When you consider the ultimate purpose of a credit score — to help a lender evaluate your eligibility for credit and set the terms of extending it to you, if applicable — the answer has to be whichever score is used by the financial institutions with which you do business. And that presents a problem for the control enthusiasts among us because it’s difficult, and often impossible, to obtain the exact type of score with which you will be appraised.
There are a few reasons why that’s the case, which you can find below, followed by a few more points illustrating why it doesn’t really matter.
[See 12 Habits to Help You Take Control of Your Credit.]
Why Your True Score Is a Needle In a Haystack
1. Proprietary scores are common. Lenders, particularly the most sophisticated credit-card issuers, often create their own credit scores by tweaking publicly available models using proprietary analytics. These custom credit scores aren’t available to consumers, as they’re considered part of their owner’s competitive advantage. You can therefore consider true credit scores for a significant segment of the market to be strictly off-limits.
2. Each model makes triplets. Let’s say you find out exactly what credit score model will be used to evaluate you, perhaps in the context of a mortgage. You’d be one step closer to identifying your true credit score for the situation, but not all the way there. That’s because there are three versions of each credit score, based on your TransUnion, Equifax and Experian credit reports. Determining which of the three iterations a lender uses simply adds another hurdle to an already difficult task.
[See: 8 Ways to Maximize Your Credit Card Rewards.]
3. Arithmetic matters. Lenders don’t always use just one credit score. In fact, they’re often instructed to consider multiple versions, as is the case with mortgages. So how are these scores rationalized? In other words, is the lowest score selected, is an average taken or is some other method used?
Fannie Mae, the government-sponsored entity that’s one of the country’s largest mortgage purchasers, recommends dropping the higher score of two or using the middle score of three, for instance. But the guidelines aren’t always so readily available. In fact, most lenders keep them a secret.
Why Your True Score Truly Doesn’t Matter
1. Credit scores are just one ingredient. Lenders don’t make decisions based on credit scores alone, as these shorthand risk indicators don’t provide the complete picture of a borrower. They don’t directly reflect income, all existing debt obligations and a host of other factors. That’s why Chase’s 2015 annual report includes the language, “While the borrower’s credit score is another general indicator of credit quality, [Chase] does not view credit scores as a primary indicator of credit quality.”
So take it from the horse’s mouth and don’t put all your eggs in the credit score basket.
[See: 12 Simple Ways to Raise Your Credit Score.]
2. Any reputable score can get the job done. Although it’s nearly impossible to exactly replicate a lender’s underwriting practices in advance of submitting an application, any reputable credit score can still be quite effective. For one thing, while the exact number of your score may change a bit from model to model, all are likely to place you in the same general credit category (i.e., excellent, good, fair/limited and bad). And that will really tell you all you need to know about your odds of approval.

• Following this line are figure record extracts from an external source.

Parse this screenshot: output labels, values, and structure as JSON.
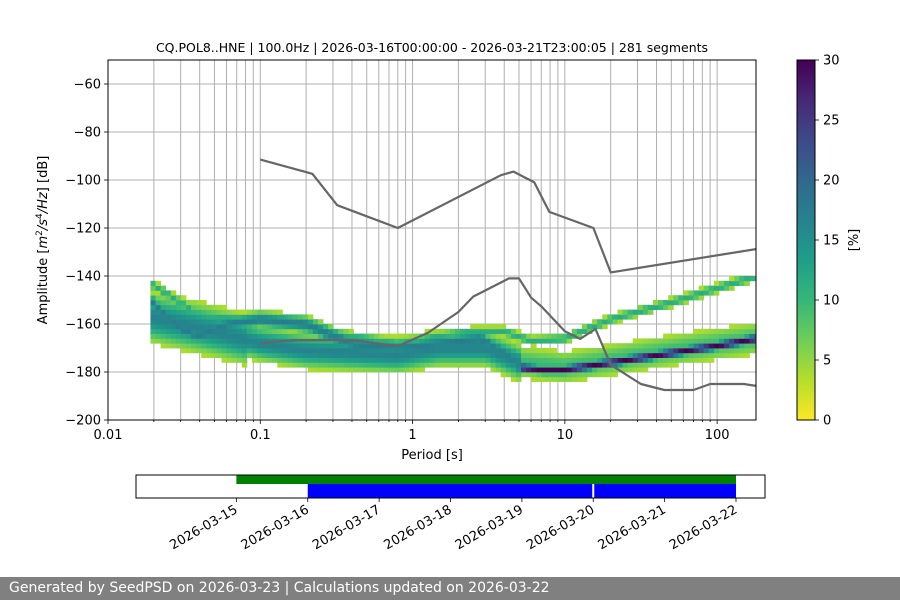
{
  "chart_data": [
    {
      "type": "heatmap",
      "title": "CQ.POL8..HNE | 100.0Hz | 2026-03-16T00:00:00 - 2026-03-21T23:00:05 | 281 segments",
      "xlabel": "Period [s]",
      "ylabel_parts": [
        "Amplitude [",
        "m",
        "2",
        "/",
        "s",
        "4",
        "/",
        "Hz",
        "] [dB]"
      ],
      "xscale": "log",
      "xlim": [
        0.01,
        180
      ],
      "ylim": [
        -200,
        -50
      ],
      "x_ticks": [
        {
          "value": 0.01,
          "label": "0.01"
        },
        {
          "value": 0.1,
          "label": "0.1"
        },
        {
          "value": 1,
          "label": "1"
        },
        {
          "value": 10,
          "label": "10"
        },
        {
          "value": 100,
          "label": "100"
        }
      ],
      "y_ticks": [
        {
          "value": -60,
          "label": "−60"
        },
        {
          "value": -80,
          "label": "−80"
        },
        {
          "value": -100,
          "label": "−100"
        },
        {
          "value": -120,
          "label": "−120"
        },
        {
          "value": -140,
          "label": "−140"
        },
        {
          "value": -160,
          "label": "−160"
        },
        {
          "value": -180,
          "label": "−180"
        },
        {
          "value": -200,
          "label": "−200"
        }
      ],
      "grid": true,
      "colorbar": {
        "label": "[%]",
        "range": [
          0,
          30
        ],
        "colormap": "viridis_r",
        "ticks": [
          {
            "value": 0,
            "label": "0"
          },
          {
            "value": 5,
            "label": "5"
          },
          {
            "value": 10,
            "label": "10"
          },
          {
            "value": 15,
            "label": "15"
          },
          {
            "value": 20,
            "label": "20"
          },
          {
            "value": 25,
            "label": "25"
          },
          {
            "value": 30,
            "label": "30"
          }
        ]
      },
      "noise_models": [
        {
          "points": [
            [
              0.1,
              -91.5
            ],
            [
              0.22,
              -97.4
            ],
            [
              0.32,
              -110.5
            ],
            [
              0.8,
              -120
            ],
            [
              3.8,
              -98
            ],
            [
              4.6,
              -96.5
            ],
            [
              6.3,
              -101
            ],
            [
              7.9,
              -113.3
            ],
            [
              15.4,
              -120
            ],
            [
              20,
              -138.5
            ],
            [
              180,
              -128.8
            ]
          ]
        },
        {
          "points": [
            [
              0.1,
              -168
            ],
            [
              0.17,
              -166.7
            ],
            [
              0.4,
              -166.7
            ],
            [
              0.8,
              -169.2
            ],
            [
              1.26,
              -163.7
            ],
            [
              2,
              -155
            ],
            [
              2.5,
              -148.6
            ],
            [
              4.3,
              -141
            ],
            [
              5,
              -141
            ],
            [
              6,
              -149
            ],
            [
              7.1,
              -153
            ],
            [
              10,
              -163
            ],
            [
              12.6,
              -166.2
            ],
            [
              15.9,
              -162.1
            ],
            [
              20,
              -177
            ],
            [
              31.6,
              -185
            ],
            [
              45,
              -187.5
            ],
            [
              70,
              -187.5
            ],
            [
              90,
              -185
            ],
            [
              150,
              -185
            ],
            [
              180,
              -185.8
            ]
          ]
        }
      ],
      "distribution": {
        "bin_db": 2,
        "columns_per_decade": 30,
        "period_range": [
          0.019,
          180
        ],
        "ridges": [
          {
            "name": "background",
            "points": [
              [
                0.019,
                -157
              ],
              [
                0.05,
                -163
              ],
              [
                0.1,
                -168
              ],
              [
                0.2,
                -171
              ],
              [
                0.4,
                -172
              ],
              [
                0.8,
                -173
              ],
              [
                1.5,
                -170
              ],
              [
                3,
                -170
              ],
              [
                5,
                -176
              ],
              [
                10,
                -178
              ],
              [
                20,
                -175
              ],
              [
                50,
                -171
              ],
              [
                180,
                -166
              ]
            ]
          },
          {
            "name": "primary",
            "points": [
              [
                0.019,
                -150
              ],
              [
                0.025,
                -158
              ],
              [
                0.03,
                -162
              ],
              [
                0.04,
                -165
              ],
              [
                0.06,
                -160
              ],
              [
                0.1,
                -158
              ],
              [
                0.2,
                -160
              ],
              [
                0.4,
                -168
              ],
              [
                0.8,
                -170
              ],
              [
                1.5,
                -168
              ],
              [
                2.8,
                -166
              ],
              [
                4,
                -172
              ],
              [
                5,
                -178
              ],
              [
                7,
                -179
              ],
              [
                10,
                -179
              ],
              [
                20,
                -176
              ],
              [
                50,
                -172
              ],
              [
                100,
                -169
              ],
              [
                180,
                -166
              ]
            ]
          },
          {
            "name": "upper",
            "points": [
              [
                0.019,
                -143
              ],
              [
                0.04,
                -156
              ],
              [
                0.08,
                -158
              ],
              [
                0.2,
                -162
              ],
              [
                0.4,
                -165
              ],
              [
                0.8,
                -168
              ],
              [
                1.5,
                -165
              ],
              [
                2.5,
                -163
              ],
              [
                4,
                -163
              ],
              [
                6,
                -167
              ],
              [
                10,
                -166
              ],
              [
                20,
                -158
              ],
              [
                50,
                -151
              ],
              [
                100,
                -145
              ],
              [
                180,
                -140
              ]
            ]
          }
        ]
      },
      "available_segments": {
        "x_ticks": [
          "2026-03-15",
          "2026-03-16",
          "2026-03-17",
          "2026-03-18",
          "2026-03-19",
          "2026-03-20",
          "2026-03-21",
          "2026-03-22"
        ],
        "xlim": [
          "2026-03-14",
          "2026-03-22"
        ],
        "green_range": [
          "2026-03-15",
          "2026-03-22"
        ],
        "blue_ranges": [
          [
            "2026-03-16",
            "2026-03-20"
          ],
          [
            "2026-03-20",
            "2026-03-22"
          ]
        ],
        "colors": {
          "green": "#008000",
          "blue": "#0000ff"
        }
      }
    }
  ],
  "footer": {
    "text": "Generated by SeedPSD on 2026-03-23 | Calculations updated on 2026-03-22"
  },
  "colors": {
    "noise_model": "#666666",
    "grid": "#b0b0b0",
    "footer_bg": "#808080"
  }
}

What’s more, prepping for a specific upcoming financial application isn’t the only way to use your credit score. Consistently referencing the same type of score over time will also help you track credit-improvement efforts while giving you a sense of when it’s time to renegotiate the terms of existing financial products or replace them altogether.

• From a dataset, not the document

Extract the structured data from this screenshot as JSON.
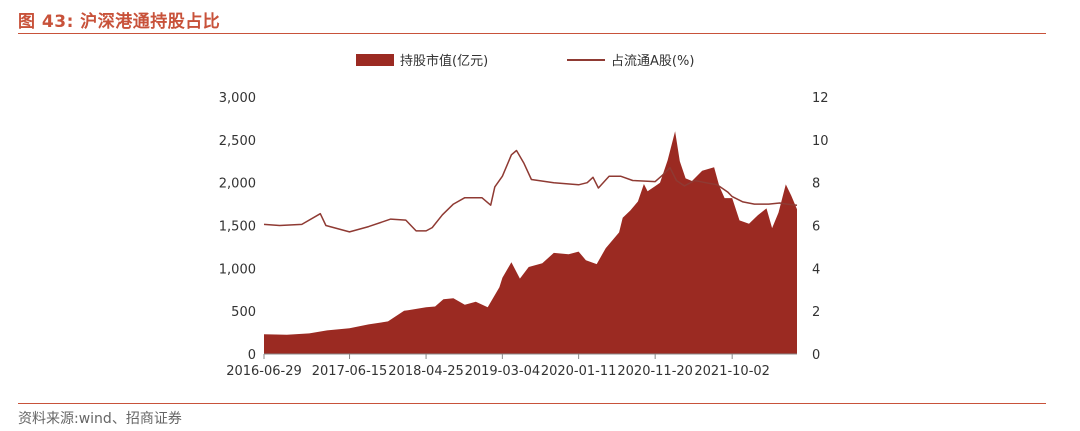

At the end of the day, it’s important to point out that choosing the wrong type of credit score to check isn’t most people’s biggest mistake. That would have to be failing to check any sort of credit score, which is a mistake that 52 percent of Americans have made for the past year, according to the National Foundation for Credit Counseling. So make a point of getting to know your credit. Your wallet will ultimately thank you.